Ce que j’ajoute presque toujours au travail du périnée
Le meilleur résultat vient rarement d’un seul outil. Dans les formes les plus frustrantes, j’aime combiner le travail périnéal avec des techniques de contrôle pendant l’excitation, parce qu’elles agissent sur des mécanismes différents: le corps, le rythme et la pression mentale.
| Approche | Ce qu’elle apporte | Limites |
|---|---|---|
| Start-stop | Apprendre à repérer le moment où l’excitation monte trop vite et à redescendre avant le point de non-retour | Nécessite de l’entraînement et une bonne lecture des sensations |
| Respiration et relâchement | Réduit la crispation et aide à rester dans une excitation plus stable | Agit moins vite si la tension est très installée |
| Rééducation périnéale guidée | Corrige la coordination et le tonus du plancher pelvien | Demande plusieurs semaines de régularité |
| Traitement local ou médicamenteux | Peut aider dans les formes plus gênantes ou persistantes | Usage médical, effets indésirables possibles, résultat souvent complémentaire et non magique |
| Travail sur l’anxiété de performance | Diminue l’anticipation de l’échec et la crispation | Utile surtout quand le mental prend beaucoup de place |
Ce tableau résume bien ma logique: je ne cherche pas une solution unique, je cherche le bon mélange. C’est souvent ce mélange qui fait passer d’un contrôle fragile à quelque chose de plus fiable.

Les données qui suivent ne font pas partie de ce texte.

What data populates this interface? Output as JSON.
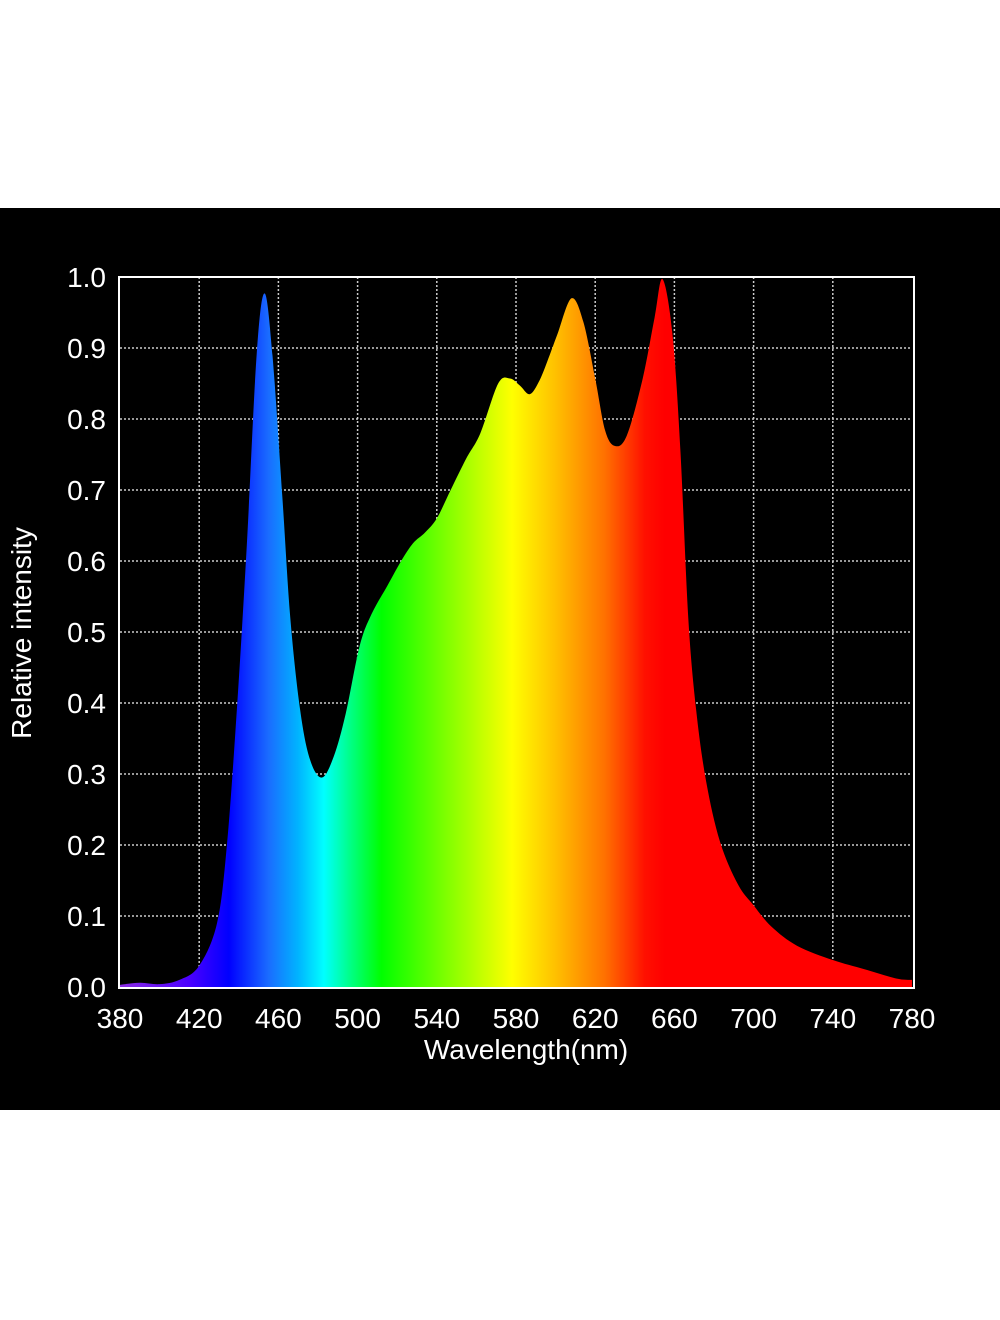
{
  "chart_data": {
    "type": "area",
    "title": "",
    "xlabel": "Wavelength(nm)",
    "ylabel": "Relative intensity",
    "xlim": [
      380,
      780
    ],
    "ylim": [
      0.0,
      1.0
    ],
    "xticks": [
      "380",
      "420",
      "460",
      "500",
      "540",
      "580",
      "620",
      "660",
      "700",
      "740",
      "780"
    ],
    "yticks": [
      "0.0",
      "0.1",
      "0.2",
      "0.3",
      "0.4",
      "0.5",
      "0.6",
      "0.7",
      "0.8",
      "0.9",
      "1.0"
    ],
    "grid": true,
    "fill": "visible-spectrum gradient",
    "series": [
      {
        "x": [
          380,
          390,
          400,
          410,
          420,
          429,
          434,
          439,
          444,
          449,
          453,
          457,
          462,
          466,
          471,
          476,
          482,
          488,
          494,
          501,
          507,
          515,
          522,
          528,
          534,
          540,
          547,
          555,
          562,
          571,
          577,
          582,
          587,
          592,
          597,
          601,
          608,
          614,
          620,
          625,
          630,
          636,
          644,
          650,
          654,
          659,
          663,
          667,
          671,
          676,
          683,
          692,
          700,
          709,
          722,
          740,
          756,
          772,
          780
        ],
        "y": [
          0.003,
          0.006,
          0.004,
          0.01,
          0.03,
          0.09,
          0.2,
          0.39,
          0.62,
          0.89,
          0.977,
          0.89,
          0.69,
          0.52,
          0.39,
          0.32,
          0.295,
          0.325,
          0.385,
          0.48,
          0.525,
          0.565,
          0.6,
          0.625,
          0.64,
          0.66,
          0.7,
          0.745,
          0.78,
          0.85,
          0.857,
          0.847,
          0.835,
          0.855,
          0.89,
          0.92,
          0.97,
          0.937,
          0.857,
          0.784,
          0.762,
          0.777,
          0.857,
          0.943,
          0.997,
          0.92,
          0.757,
          0.52,
          0.39,
          0.29,
          0.205,
          0.145,
          0.115,
          0.085,
          0.058,
          0.038,
          0.025,
          0.012,
          0.01
        ]
      }
    ]
  },
  "colors": {
    "background": "#000000",
    "page": "#ffffff",
    "grid": "#cccccc",
    "spectrum_stops": [
      {
        "nm": 380,
        "color": "#8a2be2"
      },
      {
        "nm": 415,
        "color": "#4b00ff"
      },
      {
        "nm": 435,
        "color": "#0000ff"
      },
      {
        "nm": 455,
        "color": "#1a6cff"
      },
      {
        "nm": 470,
        "color": "#00b4ff"
      },
      {
        "nm": 483,
        "color": "#00ffff"
      },
      {
        "nm": 497,
        "color": "#00ff80"
      },
      {
        "nm": 512,
        "color": "#00ff00"
      },
      {
        "nm": 545,
        "color": "#80ff00"
      },
      {
        "nm": 578,
        "color": "#ffff00"
      },
      {
        "nm": 600,
        "color": "#ffc000"
      },
      {
        "nm": 625,
        "color": "#ff7000"
      },
      {
        "nm": 645,
        "color": "#ff1000"
      },
      {
        "nm": 655,
        "color": "#ff0000"
      },
      {
        "nm": 780,
        "color": "#ff0000"
      }
    ]
  }
}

Quand la rééducation ne doit pas être improvisée
Il y a des situations où insister seul n’est pas une bonne idée. Si l’éjaculation précoce est apparue brusquement après une période de contrôle normal, je veux d’abord comprendre ce qui a changé. Même chose si elle s’accompagne de douleur, de gêne urinaire, d’une baisse de l’érection ou d’une tension pelvienne permanente.

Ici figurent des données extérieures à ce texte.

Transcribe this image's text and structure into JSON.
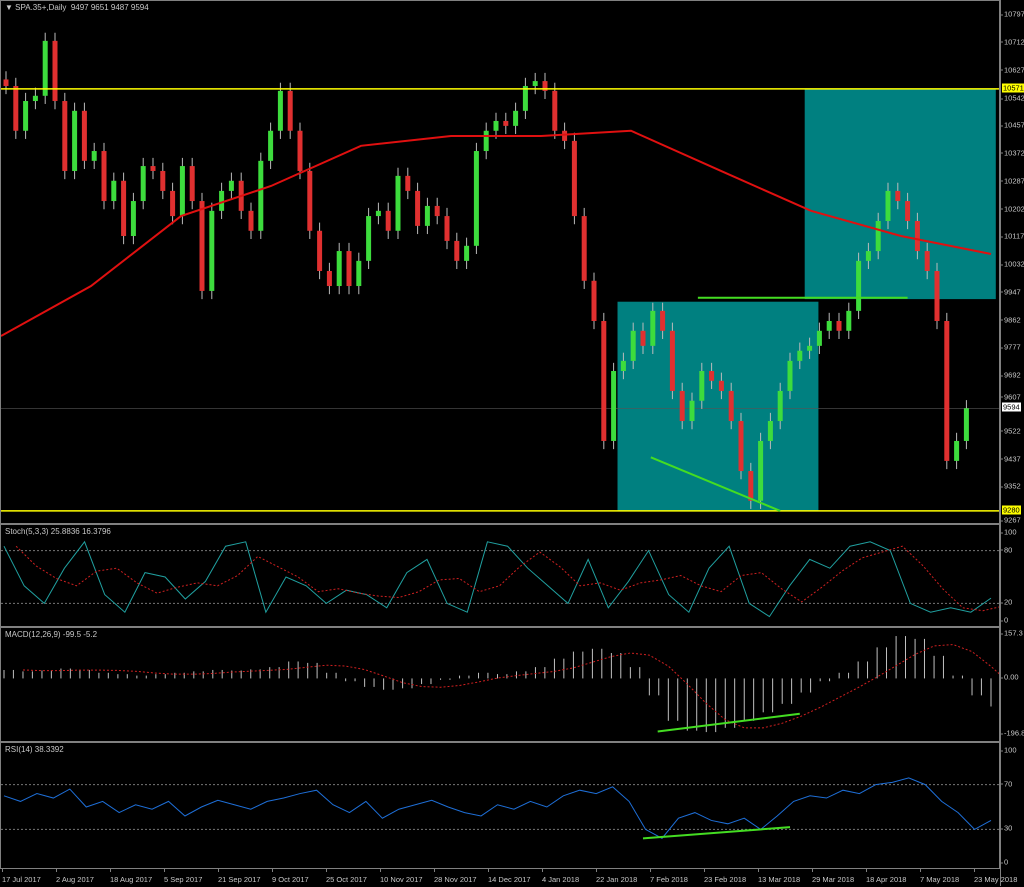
{
  "header": {
    "symbol_label": "SPA.35+,Daily",
    "ohlc": "9497 9651 9487 9594"
  },
  "colors": {
    "bull": "#3ddc3d",
    "bear": "#e03030",
    "ma": "#e01010",
    "level": "#ffff00",
    "zone": "#008080",
    "trendline": "#44dd22",
    "stoch_main": "#20a0a0",
    "stoch_signal": "#d02020",
    "macd_hist": "#c0c0c0",
    "macd_signal": "#d02020",
    "rsi": "#1e6fd8"
  },
  "chart_data": [
    {
      "type": "candlestick",
      "title": "SPA.35+,Daily",
      "ylim": [
        9243,
        10840
      ],
      "y_ticks": [
        "10797",
        "10712",
        "10627",
        "10542",
        "10457",
        "10372",
        "10287",
        "10202",
        "10117",
        "10032",
        "9947",
        "9862",
        "9777",
        "9692",
        "9607",
        "9522",
        "9437",
        "9352",
        "9267"
      ],
      "closes": [
        10580,
        10443,
        10534,
        10550,
        10718,
        10534,
        10320,
        10504,
        10351,
        10381,
        10228,
        10290,
        10121,
        10228,
        10335,
        10320,
        10259,
        10182,
        10335,
        10228,
        9953,
        10198,
        10259,
        10290,
        10198,
        10137,
        10351,
        10443,
        10565,
        10443,
        10320,
        10137,
        10014,
        9968,
        10075,
        9968,
        10045,
        10182,
        10198,
        10137,
        10305,
        10259,
        10152,
        10213,
        10182,
        10106,
        10045,
        10091,
        10381,
        10443,
        10473,
        10458,
        10504,
        10580,
        10595,
        10565,
        10443,
        10412,
        10182,
        9984,
        9861,
        9494,
        9708,
        9739,
        9831,
        9785,
        9892,
        9831,
        9647,
        9555,
        9617,
        9708,
        9678,
        9647,
        9555,
        9402,
        9311,
        9494,
        9555,
        9647,
        9739,
        9770,
        9785,
        9831,
        9861,
        9831,
        9892,
        10045,
        10075,
        10167,
        10259,
        10228,
        10167,
        10075,
        10014,
        9861,
        9433,
        9494,
        9594
      ],
      "moving_average": [
        9815,
        9968,
        10182,
        10274,
        10397,
        10427,
        10427,
        10443,
        10320,
        10198,
        10121,
        10066
      ],
      "levels": [
        {
          "value": 10571,
          "label": "10571"
        },
        {
          "value": 9280,
          "label": "9280"
        }
      ],
      "current_price": {
        "value": 9594,
        "label": "9594"
      },
      "zones": [
        {
          "from_bar": 62.4,
          "to_bar": 82.9,
          "top": 9920,
          "bottom": 9280
        },
        {
          "from_bar": 81.5,
          "to_bar": 101,
          "top": 10571,
          "bottom": 9928
        }
      ],
      "trendlines": [
        {
          "bar1": 65.8,
          "y1": 9444,
          "bar2": 79,
          "y2": 9280
        },
        {
          "bar1": 70.6,
          "y1": 9932,
          "bar2": 92,
          "y2": 9932
        }
      ],
      "x_tick_labels": [
        "17 Jul 2017",
        "2 Aug 2017",
        "18 Aug 2017",
        "5 Sep 2017",
        "21 Sep 2017",
        "9 Oct 2017",
        "25 Oct 2017",
        "10 Nov 2017",
        "28 Nov 2017",
        "14 Dec 2017",
        "4 Jan 2018",
        "22 Jan 2018",
        "7 Feb 2018",
        "23 Feb 2018",
        "13 Mar 2018",
        "29 Mar 2018",
        "18 Apr 2018",
        "7 May 2018",
        "23 May 2018"
      ]
    },
    {
      "type": "line",
      "title": "Stoch(5,3,3) 25.8836 16.3796",
      "ylim": [
        0,
        100
      ],
      "y_ticks": [
        "100",
        "80",
        "20",
        "0"
      ],
      "levels": [
        80,
        20
      ],
      "main": [
        85,
        40,
        20,
        60,
        90,
        30,
        10,
        55,
        50,
        25,
        45,
        85,
        90,
        10,
        50,
        40,
        20,
        35,
        30,
        15,
        55,
        70,
        20,
        10,
        90,
        85,
        60,
        40,
        20,
        70,
        15,
        45,
        80,
        30,
        10,
        60,
        85,
        20,
        5,
        40,
        70,
        60,
        85,
        90,
        80,
        20,
        10,
        15,
        10,
        26
      ]
    },
    {
      "type": "bar",
      "title": "MACD(12,26,9) -99.5 -5.2",
      "ylim": [
        -196.8,
        157.3
      ],
      "y_ticks": [
        "157.3",
        "0.00",
        "-196.8"
      ],
      "histogram": [
        30,
        25,
        28,
        35,
        30,
        20,
        15,
        10,
        15,
        20,
        25,
        30,
        28,
        32,
        40,
        60,
        55,
        20,
        -10,
        -30,
        -40,
        -35,
        -20,
        -5,
        10,
        20,
        15,
        25,
        40,
        70,
        95,
        105,
        90,
        40,
        -60,
        -150,
        -185,
        -190,
        -175,
        -150,
        -120,
        -90,
        -50,
        -10,
        20,
        60,
        110,
        150,
        140,
        80,
        10,
        -60,
        -99.5
      ],
      "trendline": {
        "bar1": 66.5,
        "y1": -188,
        "bar2": 81,
        "y2": -125
      }
    },
    {
      "type": "line",
      "title": "RSI(14) 38.3392",
      "ylim": [
        0,
        100
      ],
      "y_ticks": [
        "100",
        "70",
        "30",
        "0"
      ],
      "levels": [
        70,
        30
      ],
      "rsi": [
        60,
        55,
        62,
        58,
        66,
        50,
        55,
        45,
        52,
        48,
        55,
        42,
        50,
        56,
        52,
        48,
        55,
        58,
        62,
        65,
        52,
        45,
        55,
        40,
        48,
        52,
        56,
        50,
        45,
        42,
        52,
        48,
        55,
        50,
        60,
        65,
        62,
        68,
        55,
        30,
        22,
        40,
        45,
        38,
        35,
        40,
        30,
        42,
        55,
        60,
        58,
        65,
        62,
        70,
        72,
        76,
        70,
        55,
        45,
        30,
        38
      ],
      "trendline": {
        "bar1": 65,
        "y1": 22,
        "bar2": 80,
        "y2": 32
      }
    }
  ]
}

- Apparition récente alors que tout allait bien auparavant.
- Éjaculation douloureuse ou sensation de brûlure.
- Jet urinaire faible, hésitant, ou difficulté à relâcher le bassin.
- Trouble érectile associé, parce qu’il modifie souvent la façon dont le corps gère l’excitation.
- Échec après plusieurs semaines d’exercices bien faits.
Dans ces cas, un avis médical ou une rééducation périnéale encadrée évite de tourner en rond. C’est souvent là que le parcours devient plus simple, parce qu’on ne traite plus seulement le symptôme mais la cause probable.
Le plan simple que je recommande pour avancer sans s’éparpiller
Si je devais résumer la méthode la plus utile, je la découperais en trois temps. D’abord, observer: quand le problème se produit-il, dans quel contexte, avec quel niveau de stress ou de tension corporelle. Ensuite, travailler: périnée, respiration, rythme, relâchement. Enfin, réévaluer après quelques semaines pour voir ce qui bouge réellement.
- Commencer par identifier si le périnée est plutôt faible, coordonné de travers ou déjà trop contracté.
- Faire un entraînement court mais régulier pendant 6 à 12 semaines, au lieu de forcer pendant quelques jours puis d’abandonner.
- Ajouter une technique de contrôle de l’excitation, comme le start-stop, quand la sensation de montée devient plus lisible.
- Consulter si le problème est ancien, douloureux, très anxiogène ou franchement résistant.
Au fond, l’objectif n’est pas de tenir artificiellement plus longtemps, mais de retrouver un contrôle reproductible, sans crispation inutile. Quand le périnée est bien compris et bien travaillé, il devient un allié concret plutôt qu’un sujet d’inquiétude.